What if you could live for hundreds of years? What if you could have anything your heart desired? Would it be like experiencing a taste of heaven — or hell? Google Ventures’ efforts to find the fountain of youth and emerging technology like self-driving cars makes one wonder: Is it possible that future advances in technology will create our own little version of The Twilight Zone’s “A Nice Place to Visit”?
I recently finished Tony Robbins’ “Money: Master the Game.” In it, he briefly mentions a classic 1960 episode of The Twilight Zone where small-time crook “Rocky” Valentine dies and finds himself in a place where all his wishes are granted. If he wanted his favorite entertainment, it was there. If he wanted to go home with three girls, then they were willing. Anything he wanted was given to him. It wasn’t long before the situation began to drive him mad, and when he confronted his “guardian” about how he wasn’t a good fit with heaven, “Pip” informed him that he was actually in hell.
“A scared, angry little man who never got a break. Now he has everything he’s ever wanted and he’s going to have to live with it for eternity — in the Twilight Zone,” the narrator says as the episode ends.
Mr. Robbins’ point was that money is just a means to an end — it isn’t an end in itself. Material things do not bring true happiness, and until we learn that we are setting ourselves up for failure. Likewise, future technology will continue to raise the standard of living for billions of people — but what good will physical comforts be if it fosters a mental and spiritual wasteland?
“The principal trap that the Devil sets for young people is idleness. This is a fatal source of all evil. Do not let there be any doubt in your mind that we are born to work, and when we don’t, we’re out of our element and in great danger of offending God. … First tell the Devil to rest, and then I’ll rest, too.”

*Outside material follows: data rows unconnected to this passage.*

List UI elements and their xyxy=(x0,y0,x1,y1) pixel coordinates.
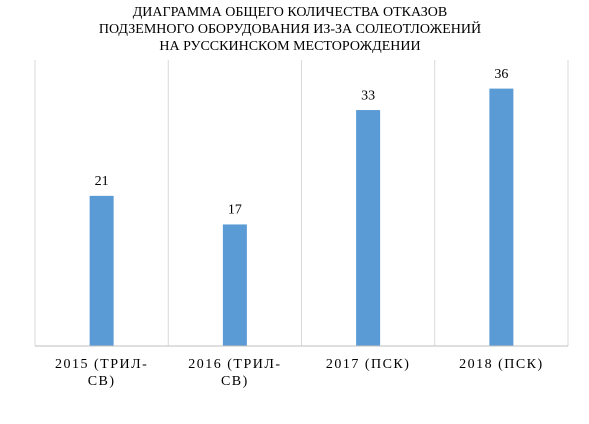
bar xyxy=(356,110,381,346)
x-tick-label: 2015 (ТРИЛ-СВ) xyxy=(54,357,149,389)
value-label: 33 xyxy=(361,88,375,103)
bar xyxy=(89,195,114,346)
chart-title: ДИАГРАММА ОБЩЕГО КОЛИЧЕСТВА ОТКАЗОВ xyxy=(133,5,448,20)
value-label: 17 xyxy=(228,203,242,218)
x-tick-label: 2017 (ПСК) xyxy=(325,357,411,372)
bar xyxy=(489,88,514,346)
value-label: 21 xyxy=(95,174,109,189)
x-tick-label: 2018 (ПСК) xyxy=(459,357,544,372)
value-label: 36 xyxy=(494,67,508,82)
chart-title: ПОДЗЕМНОГО ОБОРУДОВАНИЯ ИЗ-ЗА СОЛЕОТЛОЖЕ… xyxy=(99,20,481,37)
chart-title: НА РУССКИНСКОМ МЕСТОРОЖДЕНИИ xyxy=(159,39,420,54)
bar xyxy=(222,224,247,346)
x-tick-label: 2016 (ТРИЛ-СВ) xyxy=(188,357,282,389)
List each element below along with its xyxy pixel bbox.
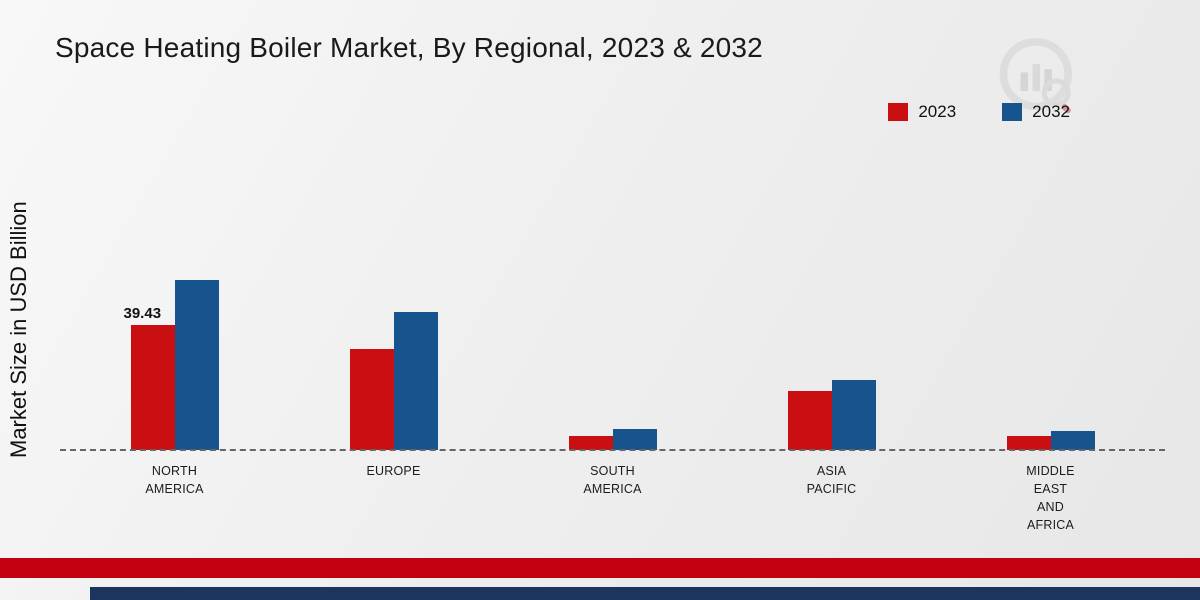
legend-swatch-2023 [888,103,909,121]
bars [568,429,657,450]
category-label-north-america: NORTH AMERICA [145,464,204,497]
bar-wrap [349,349,394,450]
bars: 39.43 [124,280,219,450]
bar-2032-middle-east-and-africa [1050,431,1095,450]
bar-wrap [612,429,657,450]
category-label-south-america: SOUTH AMERICA [583,464,642,497]
bar-group-asia-pacific: ASIA PACIFIC [787,250,876,496]
bar-wrap [787,391,832,450]
bar-value-label: 39.43 [123,305,162,322]
legend-item-2023: 2023 [888,102,956,122]
category-label-middle-east-and-africa: MIDDLE EAST AND AFRICA [1026,464,1075,533]
bar-wrap: 39.43 [124,305,175,450]
bar-wrap [568,436,613,450]
bar-group-north-america: 39.43 NORTH AMERICA [124,250,219,496]
bars [1006,431,1095,450]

New technology can be a great force for good, but it’s not hard to see how a society focused on receiving rather than giving could easily churn out generation after generation of depressed and misanthropic drones.
Enjoy your future self-driving car. Take advantage of replacement kidneys and hearts and lungs that allow you to live until 115. Have fun playing video games in 2030 that will be unlike anything we’re capable of imagining today. Do all of that, but keep in mind that the man who only lives for the next gizmo or gadget will never have enough. He will never be filled and as a result he can never be truly happy. In some sense, he will be living in a Twilight Zone episode of his own making.